Peygamberlere inanmayı reddetmek.
Kur’an-ı Kerim’in hükümlerini inkâr etmek.
Günah İşlemek:
Allah’ın yasakladığı fiilleri işlemek.
Namaz, oruç, zekât gibi farz ibadetleri terk etmek.
Haksızlık, zulüm, yalan söylemek gibi günahlar.
Allah’ın Takdirine Karşı Gelmek:
Kadere rıza göstermemek.
Allah’ın verdiği nimetlere nankörlük etmek.
Hayatta yaşanan sıkıntılardan dolayı Allah’a şikâyette bulunmak ya da bu sıkıntıları adaletsizlik olarak değerlendirmek.
İsyan Sayılan Davranışlar:
Allah’a Ortak Koşmak (Şirk): İslam’da en büyük isyan olarak kabul edilir.
Farzları Terk Etmek: Namaz, oruç gibi Allah’ın kesin emri olan ibadetleri ihmal etmek.
Günah İşlemek: Hırsızlık, gıybet, haram yemek, iftira gibi davranışlar isyan kapsamına girer.
Anne-Babaya İsyan: Kur’an ve hadislerde anne-babaya saygısızlık etmek, onların haklarını çiğnemek de büyük bir günah olarak sayılır.
Kibir ve Gurur: İnsanın kendini üstün görerek Allah’ın nimetlerini unutarak hareket etmesi de isyanın bir çeşidi olarak değerlendirilir.
İsyan Etmenin Sonuçları:
Kalbin katılaşması.
Allah’ın rahmetinden uzaklaşmak.
İbadetlerden ve manevi huzurdan mahrum kalmak.
Ahirette ceza ile karşılaşma.
İslam’da Çözüm ve Tavsiye:
İsyan eden bir kimse, tövbe ederek Allah’tan af dilemeli ve hatalarını telafi etmeye çalışmalıdır. İslam’da tövbe kapısı daima açıktır.
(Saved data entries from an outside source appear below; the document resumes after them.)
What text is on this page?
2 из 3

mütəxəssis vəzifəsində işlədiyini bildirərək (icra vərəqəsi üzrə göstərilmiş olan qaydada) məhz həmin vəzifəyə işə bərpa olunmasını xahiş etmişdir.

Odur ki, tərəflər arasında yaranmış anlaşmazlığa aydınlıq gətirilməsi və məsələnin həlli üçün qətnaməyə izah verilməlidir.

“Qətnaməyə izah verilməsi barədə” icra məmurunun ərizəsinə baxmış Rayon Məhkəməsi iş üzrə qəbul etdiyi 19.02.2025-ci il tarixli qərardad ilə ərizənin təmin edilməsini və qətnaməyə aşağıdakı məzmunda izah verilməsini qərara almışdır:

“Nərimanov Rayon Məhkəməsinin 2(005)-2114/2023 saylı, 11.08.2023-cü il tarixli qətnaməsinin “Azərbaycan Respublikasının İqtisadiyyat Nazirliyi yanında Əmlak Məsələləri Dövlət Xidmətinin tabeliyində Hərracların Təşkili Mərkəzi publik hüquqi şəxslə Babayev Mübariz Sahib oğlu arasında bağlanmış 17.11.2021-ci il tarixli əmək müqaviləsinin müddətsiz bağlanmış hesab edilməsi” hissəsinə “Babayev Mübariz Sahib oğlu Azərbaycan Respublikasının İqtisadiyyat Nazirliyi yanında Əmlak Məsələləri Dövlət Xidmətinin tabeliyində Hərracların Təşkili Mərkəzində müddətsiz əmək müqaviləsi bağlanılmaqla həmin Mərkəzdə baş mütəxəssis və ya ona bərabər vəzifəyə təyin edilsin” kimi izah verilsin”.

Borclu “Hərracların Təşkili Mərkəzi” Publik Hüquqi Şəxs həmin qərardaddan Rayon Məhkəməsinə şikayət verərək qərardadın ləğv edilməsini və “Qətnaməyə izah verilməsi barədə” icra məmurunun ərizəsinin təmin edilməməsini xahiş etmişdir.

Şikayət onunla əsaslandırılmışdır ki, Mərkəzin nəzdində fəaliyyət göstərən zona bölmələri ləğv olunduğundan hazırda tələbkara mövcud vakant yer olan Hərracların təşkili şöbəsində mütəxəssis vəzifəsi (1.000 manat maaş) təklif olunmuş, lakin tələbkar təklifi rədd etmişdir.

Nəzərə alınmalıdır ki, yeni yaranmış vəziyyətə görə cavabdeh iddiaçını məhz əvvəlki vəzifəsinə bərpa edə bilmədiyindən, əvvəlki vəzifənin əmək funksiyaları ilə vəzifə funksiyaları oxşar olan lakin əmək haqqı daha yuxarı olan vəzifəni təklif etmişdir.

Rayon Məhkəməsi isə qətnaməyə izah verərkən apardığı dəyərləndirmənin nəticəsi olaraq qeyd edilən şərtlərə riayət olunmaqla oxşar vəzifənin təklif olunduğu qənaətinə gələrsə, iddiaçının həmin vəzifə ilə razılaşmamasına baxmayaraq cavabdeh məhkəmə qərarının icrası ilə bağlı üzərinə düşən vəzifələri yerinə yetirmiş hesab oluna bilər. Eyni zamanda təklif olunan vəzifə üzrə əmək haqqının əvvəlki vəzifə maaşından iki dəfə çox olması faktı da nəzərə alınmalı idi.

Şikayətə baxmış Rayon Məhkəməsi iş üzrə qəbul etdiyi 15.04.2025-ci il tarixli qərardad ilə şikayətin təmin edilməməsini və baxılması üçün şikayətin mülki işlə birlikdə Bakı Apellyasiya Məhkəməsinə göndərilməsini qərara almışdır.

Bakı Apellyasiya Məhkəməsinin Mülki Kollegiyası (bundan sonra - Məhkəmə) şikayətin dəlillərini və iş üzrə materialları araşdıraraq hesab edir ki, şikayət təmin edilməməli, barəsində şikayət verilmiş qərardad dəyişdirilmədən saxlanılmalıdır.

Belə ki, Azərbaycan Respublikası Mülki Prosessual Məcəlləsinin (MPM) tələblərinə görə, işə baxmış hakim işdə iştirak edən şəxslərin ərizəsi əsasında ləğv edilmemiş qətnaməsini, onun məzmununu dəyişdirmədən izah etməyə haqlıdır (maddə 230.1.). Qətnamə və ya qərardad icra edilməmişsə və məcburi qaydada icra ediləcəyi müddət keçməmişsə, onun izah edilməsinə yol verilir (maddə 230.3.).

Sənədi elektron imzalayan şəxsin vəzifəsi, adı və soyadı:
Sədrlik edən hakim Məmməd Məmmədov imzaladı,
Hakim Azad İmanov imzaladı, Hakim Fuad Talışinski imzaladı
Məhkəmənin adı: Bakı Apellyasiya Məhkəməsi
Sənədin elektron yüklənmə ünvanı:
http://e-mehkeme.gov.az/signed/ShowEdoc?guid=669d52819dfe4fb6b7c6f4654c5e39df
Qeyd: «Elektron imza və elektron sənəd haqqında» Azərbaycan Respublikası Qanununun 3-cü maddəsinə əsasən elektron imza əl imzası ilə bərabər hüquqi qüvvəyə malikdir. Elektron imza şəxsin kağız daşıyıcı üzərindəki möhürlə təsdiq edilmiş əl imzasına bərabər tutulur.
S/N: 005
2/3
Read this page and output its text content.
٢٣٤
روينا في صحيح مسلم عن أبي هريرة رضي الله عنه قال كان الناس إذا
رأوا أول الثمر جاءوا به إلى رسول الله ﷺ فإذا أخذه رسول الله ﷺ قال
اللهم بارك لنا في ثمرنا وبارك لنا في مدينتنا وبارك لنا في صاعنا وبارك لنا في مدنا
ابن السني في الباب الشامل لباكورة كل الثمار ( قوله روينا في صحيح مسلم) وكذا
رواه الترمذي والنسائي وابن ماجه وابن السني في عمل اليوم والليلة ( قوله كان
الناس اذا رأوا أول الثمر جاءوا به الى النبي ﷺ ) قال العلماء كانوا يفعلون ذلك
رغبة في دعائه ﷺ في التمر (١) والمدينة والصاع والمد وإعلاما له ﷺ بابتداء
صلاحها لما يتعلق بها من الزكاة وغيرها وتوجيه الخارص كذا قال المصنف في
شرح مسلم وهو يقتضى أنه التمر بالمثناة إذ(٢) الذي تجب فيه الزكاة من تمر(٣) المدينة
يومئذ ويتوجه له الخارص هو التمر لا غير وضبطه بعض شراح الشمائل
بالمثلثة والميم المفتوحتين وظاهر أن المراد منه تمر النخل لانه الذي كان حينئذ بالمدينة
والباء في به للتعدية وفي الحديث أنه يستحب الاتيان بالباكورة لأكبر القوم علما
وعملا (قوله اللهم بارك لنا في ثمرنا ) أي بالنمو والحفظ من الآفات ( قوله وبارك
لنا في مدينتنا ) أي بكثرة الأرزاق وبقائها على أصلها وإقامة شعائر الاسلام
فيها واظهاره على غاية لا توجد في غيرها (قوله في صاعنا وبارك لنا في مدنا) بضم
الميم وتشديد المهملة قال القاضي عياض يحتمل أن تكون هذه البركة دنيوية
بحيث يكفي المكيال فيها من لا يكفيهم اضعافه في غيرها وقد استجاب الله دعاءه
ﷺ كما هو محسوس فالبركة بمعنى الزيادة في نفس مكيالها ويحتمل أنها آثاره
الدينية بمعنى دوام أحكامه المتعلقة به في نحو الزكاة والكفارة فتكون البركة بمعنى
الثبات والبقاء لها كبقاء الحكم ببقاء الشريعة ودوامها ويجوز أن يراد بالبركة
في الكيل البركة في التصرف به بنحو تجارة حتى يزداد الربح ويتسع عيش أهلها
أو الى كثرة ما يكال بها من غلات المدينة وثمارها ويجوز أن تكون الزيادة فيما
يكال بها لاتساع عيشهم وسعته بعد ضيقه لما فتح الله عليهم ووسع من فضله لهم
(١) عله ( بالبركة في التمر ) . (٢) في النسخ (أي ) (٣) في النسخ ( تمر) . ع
Samimi bir şekilde yapılan tövbe, kişinin işlediği günahların bağışlanmasına vesile olur. Allah’ın rahmeti geniştir ve her günahı affedebilir; ancak kişi samimi bir şekilde pişmanlık duymalıdır.
Kur’an’da şöyle buyrulur:
“Ey kendilerine karşı haddi aşan kullarım! Allah’ın rahmetinden ümit kesmeyin. Çünkü Allah bütün günahları bağışlar. Şüphesiz O, çok bağışlayandır, çok merhamet edendir.”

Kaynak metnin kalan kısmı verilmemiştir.